Nigeria military claims recapture of key town from Boko Haram

AFP , Tuesday 1 Sep 2015

File Photo: Nigerian special forces prepare to fight Boko Haram in Diffa March 26, 2015 (Photo: Reuters)

The Nigerian army claimed Tuesday that its troops have recaptured Gamboru Ngala, a key town on the border with neighbouring Cameroon, from Boko Haram insurgents.

"The Nigerian Army has retaken the economic and strategic town of Gamboru Ngala, Borno State, from the Boko Haram terrorists group today," military spokesman Colonel Sani Kukasheka Usman said in a statement.

"The triumphant troops are now busy with clearing and mopping up patrols."
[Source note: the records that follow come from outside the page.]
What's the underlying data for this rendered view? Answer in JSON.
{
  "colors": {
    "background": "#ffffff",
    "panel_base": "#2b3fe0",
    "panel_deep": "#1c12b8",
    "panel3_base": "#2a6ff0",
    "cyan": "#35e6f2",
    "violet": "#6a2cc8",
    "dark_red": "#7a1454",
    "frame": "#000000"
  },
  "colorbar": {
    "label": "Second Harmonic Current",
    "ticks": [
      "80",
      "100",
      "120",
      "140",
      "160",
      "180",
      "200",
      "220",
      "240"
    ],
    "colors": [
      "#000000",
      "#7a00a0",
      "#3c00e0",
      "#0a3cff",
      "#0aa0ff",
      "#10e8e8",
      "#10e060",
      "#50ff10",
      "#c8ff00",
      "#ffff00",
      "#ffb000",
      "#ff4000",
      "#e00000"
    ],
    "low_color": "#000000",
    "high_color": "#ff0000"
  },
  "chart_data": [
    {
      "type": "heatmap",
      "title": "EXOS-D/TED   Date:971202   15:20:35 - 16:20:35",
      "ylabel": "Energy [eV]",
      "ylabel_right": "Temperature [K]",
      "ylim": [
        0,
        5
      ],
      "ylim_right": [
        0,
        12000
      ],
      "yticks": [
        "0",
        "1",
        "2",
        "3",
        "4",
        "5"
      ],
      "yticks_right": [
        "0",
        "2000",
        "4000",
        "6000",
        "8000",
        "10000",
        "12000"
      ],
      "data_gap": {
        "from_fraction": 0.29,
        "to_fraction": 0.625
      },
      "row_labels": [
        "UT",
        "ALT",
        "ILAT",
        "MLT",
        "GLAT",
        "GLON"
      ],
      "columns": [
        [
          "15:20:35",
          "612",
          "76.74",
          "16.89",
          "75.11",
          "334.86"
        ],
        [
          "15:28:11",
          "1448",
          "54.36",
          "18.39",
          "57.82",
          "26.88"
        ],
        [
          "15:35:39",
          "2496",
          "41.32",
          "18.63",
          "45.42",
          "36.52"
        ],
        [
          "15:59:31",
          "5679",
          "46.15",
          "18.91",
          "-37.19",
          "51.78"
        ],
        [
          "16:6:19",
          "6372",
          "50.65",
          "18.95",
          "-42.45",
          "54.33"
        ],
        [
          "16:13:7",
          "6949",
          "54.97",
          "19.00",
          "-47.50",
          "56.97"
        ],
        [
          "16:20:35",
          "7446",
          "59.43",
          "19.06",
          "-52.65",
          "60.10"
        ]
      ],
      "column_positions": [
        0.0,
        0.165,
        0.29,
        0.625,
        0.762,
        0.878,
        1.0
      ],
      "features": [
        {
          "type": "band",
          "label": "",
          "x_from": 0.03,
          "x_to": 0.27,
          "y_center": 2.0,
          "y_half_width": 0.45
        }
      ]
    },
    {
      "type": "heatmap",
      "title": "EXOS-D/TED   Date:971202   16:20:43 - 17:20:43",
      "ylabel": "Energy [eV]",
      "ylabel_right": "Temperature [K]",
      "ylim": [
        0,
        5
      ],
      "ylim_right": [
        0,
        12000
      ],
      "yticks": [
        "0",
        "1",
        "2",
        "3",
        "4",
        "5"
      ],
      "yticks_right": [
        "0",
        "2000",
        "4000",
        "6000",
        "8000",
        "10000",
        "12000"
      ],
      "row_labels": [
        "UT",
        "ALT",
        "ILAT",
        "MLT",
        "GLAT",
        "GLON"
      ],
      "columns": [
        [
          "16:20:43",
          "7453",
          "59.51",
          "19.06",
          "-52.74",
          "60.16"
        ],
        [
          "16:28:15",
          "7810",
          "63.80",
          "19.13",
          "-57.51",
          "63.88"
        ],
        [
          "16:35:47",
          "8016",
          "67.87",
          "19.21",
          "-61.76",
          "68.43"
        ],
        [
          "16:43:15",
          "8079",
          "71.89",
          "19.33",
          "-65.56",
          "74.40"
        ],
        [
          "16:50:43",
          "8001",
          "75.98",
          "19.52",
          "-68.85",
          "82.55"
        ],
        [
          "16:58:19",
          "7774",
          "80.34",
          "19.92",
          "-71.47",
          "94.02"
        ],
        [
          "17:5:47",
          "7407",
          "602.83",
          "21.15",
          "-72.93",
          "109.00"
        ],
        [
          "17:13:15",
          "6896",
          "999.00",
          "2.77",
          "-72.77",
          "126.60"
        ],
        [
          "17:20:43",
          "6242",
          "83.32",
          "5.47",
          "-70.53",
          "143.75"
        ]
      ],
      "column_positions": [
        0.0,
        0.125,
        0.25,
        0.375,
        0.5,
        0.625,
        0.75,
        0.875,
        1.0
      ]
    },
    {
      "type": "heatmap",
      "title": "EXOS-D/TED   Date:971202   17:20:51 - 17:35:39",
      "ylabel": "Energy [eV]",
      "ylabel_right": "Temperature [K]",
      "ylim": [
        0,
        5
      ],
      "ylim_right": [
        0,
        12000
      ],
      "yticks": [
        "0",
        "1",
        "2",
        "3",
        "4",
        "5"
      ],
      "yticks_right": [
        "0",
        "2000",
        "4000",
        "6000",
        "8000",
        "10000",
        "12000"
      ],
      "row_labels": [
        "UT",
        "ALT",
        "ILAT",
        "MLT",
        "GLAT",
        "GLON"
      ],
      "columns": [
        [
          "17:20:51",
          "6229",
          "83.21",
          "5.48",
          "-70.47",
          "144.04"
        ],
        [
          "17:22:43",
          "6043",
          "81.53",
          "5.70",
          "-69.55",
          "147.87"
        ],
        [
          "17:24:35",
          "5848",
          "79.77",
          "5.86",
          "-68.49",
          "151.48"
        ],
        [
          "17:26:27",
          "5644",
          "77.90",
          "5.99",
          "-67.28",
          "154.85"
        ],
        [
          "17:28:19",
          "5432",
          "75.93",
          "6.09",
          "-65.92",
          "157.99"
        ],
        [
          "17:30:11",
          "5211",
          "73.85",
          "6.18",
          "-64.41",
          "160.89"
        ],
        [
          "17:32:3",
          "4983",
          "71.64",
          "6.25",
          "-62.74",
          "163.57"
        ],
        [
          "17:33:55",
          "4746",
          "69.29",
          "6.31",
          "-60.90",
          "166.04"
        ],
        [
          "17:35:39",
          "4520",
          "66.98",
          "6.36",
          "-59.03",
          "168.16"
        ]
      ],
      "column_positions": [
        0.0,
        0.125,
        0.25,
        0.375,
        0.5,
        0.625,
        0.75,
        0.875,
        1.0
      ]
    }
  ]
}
There is yet no independent confirmation of the military claim and the official army statement did not give further details on the recapture of the strategic town.

In August last year, Boko Haram Islamists attacked an army barracks in Gamboru Ngala and captured the town.

They were driven out in February by Chadian troops who crossed into Cameroon and launched a ground offensive on Nigerian soil.

But shortly afterwards, Boko Haram fighters recaptured the strategic town and it had remained firmly in their hands ever since.

Residents of Fotokol town on the Cameroon side of the border said a Nigerian fighter jet bombarded Gamboru Monday.

The residents, who live within sight of Fotokol, said the jet encircled Gamboru around 2:00 pm (1300 GMT) and dropped six bombs.

"It will not be a surprise if Nigerian troops have retaken Gamboru because yesterday (Monday) a military jet bombarded the town, a resident, Karim Idrissa, told AFP from Fotokol.

He said residents "have a limited view of the town (Gamboru) from here."

Gamboru and Fotokol are separated by a long bridge.

Attacks by Boko Haram, which seeks to impose a strict Islamic system in northern Nigeria, have killed at least 15,000 people and displaced 1.5 million since 2009.

Nigerian President Muhammadu Buhari, who came into office on May 29, has made the fight against insurgency a top priority of his administration.

He recently set a three-month deadline for troops to subdue the insurgents, who have ravaged swathes of the country's northeast.

An 8,700-strong joint force -- which includes support from Nigeria, Niger, Chad, Cameroon and Benin -- is expected to deploy against the insurgents soon.